Today, WAAX releases their highly anticipated second studio album At Least I’m Freevia Dew Process. Awash in samples and programmed beats as well as gargantuan riffs and, of course, frontwoman Maz DeVita’s spine-tingling howl, At Least I’m Free telegraphs the band’s ambition to step beyond ‘Australian rock’ and into a weirder, wilder landscape. Following the release, the Meanjin based four-piece will perform a 22-date national album tour this October to December.
At Least I’m Free is paired with the genre-bending and standout new single No Doz, which was co-written with US rock superstar K.Flay, and captures the key-experimentation behind the record. “No Doz is about control. More specifically it’s about losing it. In the video I have no control in the shopping trolley. I am at the mercy of the band who is pushing me around. The video reflects the newer, fresher vibe that we were going for when writing No Doz. It’s filled with energy, reckless abandon and bursts of colour,” says DeVita.
WAAX will also make a record store appearance this afternoon at Sonic Sherpa in Brisbane, with an acoustic performance and signing copies of their new album At Least I’m Free. See below for full details.
You might consider At Least I’m Free as something like a second debut album for WAAX — a creative and emotional rebirth that’s resulted in some of the band’s finest, punchiest songs ever. The eleven track collection sees them teaming up with the production team behind their debut breakout album Big Grief – Bernard Fanning (Powderfinger) and Grammy Award-Winner Nick DiDia (Rage Against The Machine), as well a co-write with Linda Perry on Dangerous.
At Least I’m Free contains some of WAAX’s most vibrant, emotionally nuanced songs to date — scream-your-heart-out punk tracks that, nonetheless, are generous and empathic in a way that’s reflective of DeVita’s emotional state while she was writing the album. “I feel like with our last record, it was all ‘Fuck you’,” she says. The breakup that inspired this album, on the other hand, was due to faults on both sides — perfect fodder for some of DeVita’s most subtle, emotive songs to date. “I don’t want to hate people — I feel like as I’m getting older, I just don’t have the time to hold on to grudges.”

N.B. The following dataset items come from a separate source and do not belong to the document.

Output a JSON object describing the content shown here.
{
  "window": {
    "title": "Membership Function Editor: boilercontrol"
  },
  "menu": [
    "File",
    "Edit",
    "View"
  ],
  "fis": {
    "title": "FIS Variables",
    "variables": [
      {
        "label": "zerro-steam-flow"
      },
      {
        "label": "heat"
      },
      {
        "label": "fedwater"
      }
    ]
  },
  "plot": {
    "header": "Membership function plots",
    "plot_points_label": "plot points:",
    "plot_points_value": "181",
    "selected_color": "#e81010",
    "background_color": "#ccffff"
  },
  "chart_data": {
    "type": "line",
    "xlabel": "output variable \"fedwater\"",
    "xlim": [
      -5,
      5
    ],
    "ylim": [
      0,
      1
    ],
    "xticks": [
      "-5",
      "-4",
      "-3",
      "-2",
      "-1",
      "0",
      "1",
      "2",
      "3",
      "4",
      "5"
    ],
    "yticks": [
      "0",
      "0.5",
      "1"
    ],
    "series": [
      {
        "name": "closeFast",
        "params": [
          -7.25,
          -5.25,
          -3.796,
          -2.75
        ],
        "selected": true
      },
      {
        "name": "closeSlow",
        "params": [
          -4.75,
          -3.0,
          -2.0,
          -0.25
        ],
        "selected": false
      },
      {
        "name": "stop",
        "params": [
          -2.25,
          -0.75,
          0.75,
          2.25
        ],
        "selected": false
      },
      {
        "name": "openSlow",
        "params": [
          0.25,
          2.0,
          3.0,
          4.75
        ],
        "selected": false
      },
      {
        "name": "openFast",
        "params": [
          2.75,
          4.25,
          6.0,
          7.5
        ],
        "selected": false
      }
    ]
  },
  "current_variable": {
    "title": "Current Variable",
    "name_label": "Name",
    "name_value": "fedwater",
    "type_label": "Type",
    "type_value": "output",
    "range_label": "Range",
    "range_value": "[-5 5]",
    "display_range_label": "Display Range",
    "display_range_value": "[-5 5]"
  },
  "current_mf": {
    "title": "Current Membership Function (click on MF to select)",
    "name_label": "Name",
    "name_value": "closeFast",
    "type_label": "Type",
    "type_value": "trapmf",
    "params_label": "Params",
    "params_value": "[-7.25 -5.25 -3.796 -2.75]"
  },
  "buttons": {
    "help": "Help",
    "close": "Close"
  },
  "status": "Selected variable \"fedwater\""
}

You can hear that kindness seeping through on songs like Read Receipts and Man Like Me, the latter song’s chorus of “I hope you learn to love yourself/I hope you find peace” providing one of the album’s most striking moments. And you can hear it, too, on the galvanizing Most Hated Girl, on which DeVita counters the outlandish self-laceration she would dole out as a 16-year-old while acknowledging the ways the system fails young women. Best of all is Same Bitch, a song that finds DeVita embracing the glorious messiness of her own personality, and was partially inspired by the unapologetic chaos of the stars of The Real Housewives of Melbourne: “Darling, you know me, I’m still that same bitch!”
WAAX has been to hell and back and, now, they’re charging forward — with clear eyes, a fighting spirit, and, most of all, the freedom they’ve always craved.